According to the plan, the tower was hexagonal, and was not connected to the fortress walls. Such archaeological sites are called “donjons”. These are the main towers of the castles, which are often the homes of the ruler of the fortress. Sometimes the term “citadel” means the most fortified part of the mediaeval city. On the Balkan Peninsula, such sites are called piers or self-defence towers.
The excavations are being led by Dr Milen Nikolov and Vassil Mutafov.
“In essence, this is the tower of the ruler, here resided the local ruler – the mullet or castrophylaxis, appointed by the ruler of the state,” Nikolov said.
“The entrances to such towers were at least three metres high, and were reached by stairs which, in the event of a siege, were defended by the defenders. The towers were three, four, five stories. Their height was one and a half to twice their width,” he said.

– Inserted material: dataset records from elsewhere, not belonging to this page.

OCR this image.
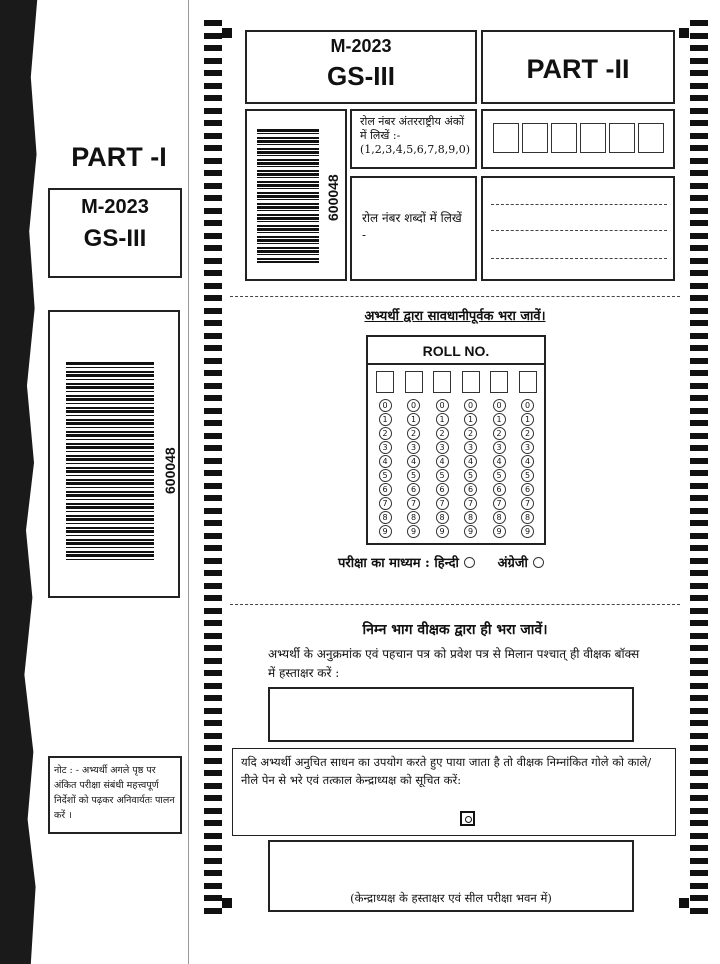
PART -I
M-2023
GS-III
600048
नोट : - अभ्यर्थी अगले पृष्ठ पर अंकित परीक्षा संबंधी महत्त्वपूर्ण निर्देशों को पढ़कर अनिवार्यतः पालन करें ।
M-2023
GS-III	PART -II
600048
रोल नंबर अंतरराष्ट्रीय अंकों में लिखें :-
(1,2,3,4,5,6,7,8,9,0)
रोल नंबर शब्दों में लिखें -
अभ्यर्थी द्वारा सावधानीपूर्वक भरा जावें।
ROLL NO.
0
1
2
3
4
5
6
7
8
9
0
1
2
3
4
5
6
7
8
9
0
1
2
3
4
5
6
7
8
9
0
1
2
3
4
5
6
7
8
9
0
1
2
3
4
5
6
7
8
9
0
1
2
3
4
5
6
7
8
9
परीक्षा का माध्यम : हिन्दी	अंग्रेजी
निम्न भाग वीक्षक द्वारा ही भरा जावें।
अभ्यर्थी के अनुक्रमांक एवं पहचान पत्र को प्रवेश पत्र से मिलान पश्चात् ही वीक्षक बॉक्स में हस्ताक्षर करें :
यदि अभ्यर्थी अनुचित साधन का उपयोग करते हुए पाया जाता है तो वीक्षक निम्नांकित गोले को काले/नीले पेन से भरे एवं तत्काल केन्द्राध्यक्ष को सूचित करें:
(केन्द्राध्यक्ष के हस्ताक्षर एवं सील परीक्षा भवन में)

“That is, the tower at Rusokastro probably reached, and perhaps exceeded, 20 m. There were weapons depots, food supplies, bedrooms, and a reservoir in them. Thus, in the event of a siege, even if the city and the castle are taken over, the last defenders and the local aristocrat with their family can hold out for a long time until outside aid arrives or until supplies finish,” Nikolov said.
The dating of the newly discovered tower in Rusokastro is yet to be established, but provisionally, it is believed to date from the 13th century.
In Bulgaria and the Balkans, such free-standing polygonal or multi-walled towers are very rare. An example of this is the Tsepina Fortress in the Western Rhodopes – the capital of despot Alexius Slav until 1215, but this tower is octagonal. So is the tower in Plateemon fortress in northern Greece.
At this stage of the dig, the only hexagonal tower that can be cited as the most similar is the Rusokastrenska in the Tsarevi kuli Fortress, near the present-day city of Strumica, in the Republic of North Macedonia.
The Regional Historical Museum of Bourgas said that unfortunately, the very nice building material – the squares – had attracted the attention of many locals hundreds of years ago and had been removed from the site.
Part of the inner walls of the ruler’s tower have been preserved, but the outer walls have been almost completely destroyed and the material with which they were built, taken away.
The exploration of the interior of the “tower of kings” will start in the last week of August, the museum said.
For the latest consecutive year, the archaeological excavations of the mediaeval Bulgarian town of Rusokastro are conducted by the Bourgas Museum and funded by the municipality of Kameno and Bulgaria’s Ministry of Culture.